Time saver note: If a 9 x 13 inch dish is to big for your family you can prepare (2) 8 x 8 inch size . Serve one for dinner and freeze the second one for a quick meal another night. To freeze assemble casserole. Then cover the unbaked casserole with plastic wrap, and two layers of foil. Date and place in freezer. To cook, remove casserole from the freezer. Defrost and proceed with baking instructions. Or for a large family just double the recipe ingredients and prepare two 9 x 13 inch baking dishes.
Old Fashioned Cheesy Chicken Spaghetti
5-6 boneless, skinless chicken breasts or 1 whole chicken fryer
1 - 12 oz package spaghetti noodles
1 - 16 oz (1 lb) package Velveeta cheese, cubed
1 - 10.5 oz can cream of chicken soup
1 - 14 oz can chicken broth or 2 cups reserved broth
1 - stick margarine (1/2 Cup)
1 - 8oz package shredded mild or sharp cheddar cheese
1 - small onion, chopped
3-4 celery ribs, chopped
1/4 cup green bell pepper, chopped
Fill a big stock pot with water. Clean and rinse whole fryer or chicken pieces. Add chicken, I like to add a little seasoning salt, pepper and poultry seasoning while the chicken cooks. Wash hands after handling chicken. Let chicken come to a boil, then reduce heat and simmer chicken until done. Cook whole fryers about 2 hours and chicken breasts or pieces 45-50 minutes. Remove chicken from pot and place on a plate to cool. Drain the broth through a strainer and reserve. Cook the spaghetti per package directions.
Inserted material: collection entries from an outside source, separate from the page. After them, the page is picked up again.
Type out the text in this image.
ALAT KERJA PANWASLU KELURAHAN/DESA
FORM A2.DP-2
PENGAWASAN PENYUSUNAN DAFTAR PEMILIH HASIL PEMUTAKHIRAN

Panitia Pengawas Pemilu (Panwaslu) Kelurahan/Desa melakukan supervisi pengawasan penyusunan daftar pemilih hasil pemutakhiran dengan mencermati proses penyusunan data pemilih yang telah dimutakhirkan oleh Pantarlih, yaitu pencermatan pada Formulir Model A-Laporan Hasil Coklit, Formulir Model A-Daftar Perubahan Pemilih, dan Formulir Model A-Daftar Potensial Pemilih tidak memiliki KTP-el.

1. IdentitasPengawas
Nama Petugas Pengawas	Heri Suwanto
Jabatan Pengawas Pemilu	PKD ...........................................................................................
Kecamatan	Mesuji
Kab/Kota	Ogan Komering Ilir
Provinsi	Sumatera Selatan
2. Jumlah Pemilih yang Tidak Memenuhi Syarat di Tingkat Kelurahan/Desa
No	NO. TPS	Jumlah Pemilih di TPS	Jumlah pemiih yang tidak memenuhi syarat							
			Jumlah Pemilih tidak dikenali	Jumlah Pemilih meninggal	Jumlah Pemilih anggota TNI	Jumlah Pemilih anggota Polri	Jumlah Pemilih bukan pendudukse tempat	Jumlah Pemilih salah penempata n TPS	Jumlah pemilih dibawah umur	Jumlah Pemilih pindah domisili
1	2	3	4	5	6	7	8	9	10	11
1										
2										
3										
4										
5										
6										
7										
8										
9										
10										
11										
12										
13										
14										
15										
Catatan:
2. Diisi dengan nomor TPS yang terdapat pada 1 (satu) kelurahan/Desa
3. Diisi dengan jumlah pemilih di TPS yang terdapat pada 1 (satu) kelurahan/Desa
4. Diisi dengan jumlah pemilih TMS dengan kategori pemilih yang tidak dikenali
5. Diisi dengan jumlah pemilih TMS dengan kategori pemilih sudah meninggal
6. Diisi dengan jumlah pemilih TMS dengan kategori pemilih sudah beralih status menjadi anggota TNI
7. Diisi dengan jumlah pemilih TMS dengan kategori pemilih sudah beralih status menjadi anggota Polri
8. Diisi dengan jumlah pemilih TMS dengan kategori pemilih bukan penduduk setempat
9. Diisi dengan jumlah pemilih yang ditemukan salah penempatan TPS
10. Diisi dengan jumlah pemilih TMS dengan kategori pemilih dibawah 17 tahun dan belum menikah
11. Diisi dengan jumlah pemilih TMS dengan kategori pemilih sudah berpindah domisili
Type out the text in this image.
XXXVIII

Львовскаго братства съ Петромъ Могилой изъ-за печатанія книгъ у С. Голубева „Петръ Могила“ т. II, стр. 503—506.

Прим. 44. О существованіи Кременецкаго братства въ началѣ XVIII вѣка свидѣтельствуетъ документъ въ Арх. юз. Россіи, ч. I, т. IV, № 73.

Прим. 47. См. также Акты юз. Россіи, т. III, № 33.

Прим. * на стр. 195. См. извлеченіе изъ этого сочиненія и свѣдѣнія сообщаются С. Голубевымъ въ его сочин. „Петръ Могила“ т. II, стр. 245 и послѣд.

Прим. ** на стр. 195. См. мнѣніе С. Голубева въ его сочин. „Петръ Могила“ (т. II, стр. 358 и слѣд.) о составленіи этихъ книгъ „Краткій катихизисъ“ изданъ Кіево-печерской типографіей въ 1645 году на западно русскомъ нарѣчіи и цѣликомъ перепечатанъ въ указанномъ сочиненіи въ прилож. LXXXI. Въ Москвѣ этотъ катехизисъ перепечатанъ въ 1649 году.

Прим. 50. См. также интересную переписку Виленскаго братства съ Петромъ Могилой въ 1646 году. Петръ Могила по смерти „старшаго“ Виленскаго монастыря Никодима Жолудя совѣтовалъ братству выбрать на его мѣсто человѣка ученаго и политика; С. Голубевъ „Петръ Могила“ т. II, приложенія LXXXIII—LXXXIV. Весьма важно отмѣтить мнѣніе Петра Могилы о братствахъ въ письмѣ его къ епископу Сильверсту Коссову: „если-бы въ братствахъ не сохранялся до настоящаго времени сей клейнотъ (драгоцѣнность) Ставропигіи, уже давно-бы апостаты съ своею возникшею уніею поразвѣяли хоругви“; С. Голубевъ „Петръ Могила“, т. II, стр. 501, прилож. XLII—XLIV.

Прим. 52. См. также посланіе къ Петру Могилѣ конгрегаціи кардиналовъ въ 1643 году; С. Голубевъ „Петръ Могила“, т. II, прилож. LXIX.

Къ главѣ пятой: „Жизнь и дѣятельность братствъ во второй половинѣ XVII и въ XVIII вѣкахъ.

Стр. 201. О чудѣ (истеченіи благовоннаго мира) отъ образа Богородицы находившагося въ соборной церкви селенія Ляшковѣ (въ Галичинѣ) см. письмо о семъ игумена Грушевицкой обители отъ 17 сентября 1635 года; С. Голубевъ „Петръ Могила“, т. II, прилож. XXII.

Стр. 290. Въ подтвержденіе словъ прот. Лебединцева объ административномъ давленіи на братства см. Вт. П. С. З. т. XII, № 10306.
Instead of cooking the spaghetti in water, we are going to use the reserved chicken broth. Add spaghetti and bring to a boil, reduce heat and simmer noodles until al dente. While spaghetti noodles are cooking start deboning the chicken (make sure it is cool enough to handle) or break chicken breasts to smaller pieces. Chop up all the vegetables and set aside. Melt margarine in a small skillet and add the vegetables. Sauté’ vegetables until they are tender and translucent in color. When noodles are done drain and set aside. If you are not using canned chicken broth, reserve 2 cups of the cooked broth. In a large bowl combine Velveeta cheese, chicken broth and cream of chicken soup. Place in microwave and cook on low for 5-7 minutes or until mixture is smooth and cheese is melted. (You can also use the defrost setting). To the cheese mixture add cooked vegetables with butter, spaghetti noodles and chicken pieces. Stir to combine. Spray a 9x 13 inch baking dish with cooking spray and add combined mixture. Top finished casserole with 8oz of shredded cheddar cheese. Place casserole in a preheated 350 degree oven and bake for about 45 minutes or until cheese is golden brown and casserole is bubbly. Remove from oven let cool and serve.
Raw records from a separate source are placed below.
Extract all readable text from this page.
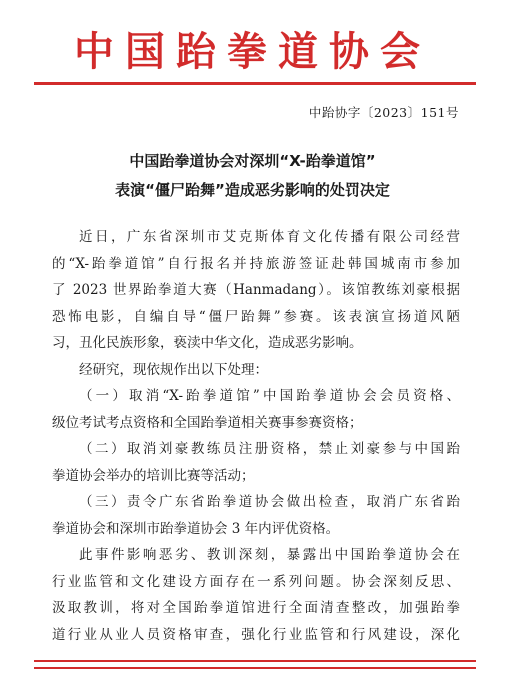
中国跆拳道协会
中跆协字〔2023〕151号
中国跆拳道协会对深圳“X-跆拳道馆”
表演“僵尸跆舞”造成恶劣影响的处罚决定
近日，广东省深圳市艾克斯体育文化传播有限公司经营
的“X-跆拳道馆”自行报名并持旅游签证赴韩国城南市参加
了 2023 世界跆拳道大赛（Hanmadang）。该馆教练刘豪根据
恐怖电影，自编自导“僵尸跆舞”参赛。该表演宣扬道风陋
习，丑化民族形象，亵渎中华文化，造成恶劣影响。
经研究，现依规作出以下处理：
（一）取消“X-跆拳道馆”中国跆拳道协会会员资格、
级位考试考点资格和全国跆拳道相关赛事参赛资格；
（二）取消刘豪教练员注册资格，禁止刘豪参与中国跆
拳道协会举办的培训比赛等活动；
（三）责令广东省跆拳道协会做出检查，取消广东省跆
拳道协会和深圳市跆拳道协会 3 年内评优资格。
此事件影响恶劣、教训深刻，暴露出中国跆拳道协会在
行业监管和文化建设方面存在一系列问题。协会深刻反思、
汲取教训，将对全国跆拳道馆进行全面清查整改，加强跆拳
道行业从业人员资格审查，强化行业监管和行风建设，深化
Tina, The Mom in Mommy's Kitchen


































6 comments:
I've made this for my family it takes a little effort to make but so well worth it my kids love when I make this.Thanks!
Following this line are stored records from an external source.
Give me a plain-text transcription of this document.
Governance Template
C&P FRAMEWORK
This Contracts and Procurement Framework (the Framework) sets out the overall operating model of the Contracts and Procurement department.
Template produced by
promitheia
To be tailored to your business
My favorite part would be that browned cheese on the top-YUMMY!! This looks like the ultimate in comfort food, thanks for sharing the recipe!
I'm going to have to put this on my sidebar list now that you mentioned it today.
I am so glad I found this recipe. My boys and I love chicken spaghetti, but my husband can not have the rotel that we usually put in it. Now I have a recipe that sounds just as good without the Rotel. I can't wait to put it on next week's menu. I already have this week's menu made and bought :(
Oh My Gosh, SO GOOD! I have a recipe for Chicken Spaghetti on my blog, but it is totally different. I made yours tonight. My hubby and the kids loved it. My hubby said "Now you have TWO awesome chicken spaghetti recipes!"
Thank you SO MUCH for posting this recipe! I made this last night and even my VERY picky 12 y.o. LOVED it! This will DEFINITELY be going in our meal rotation!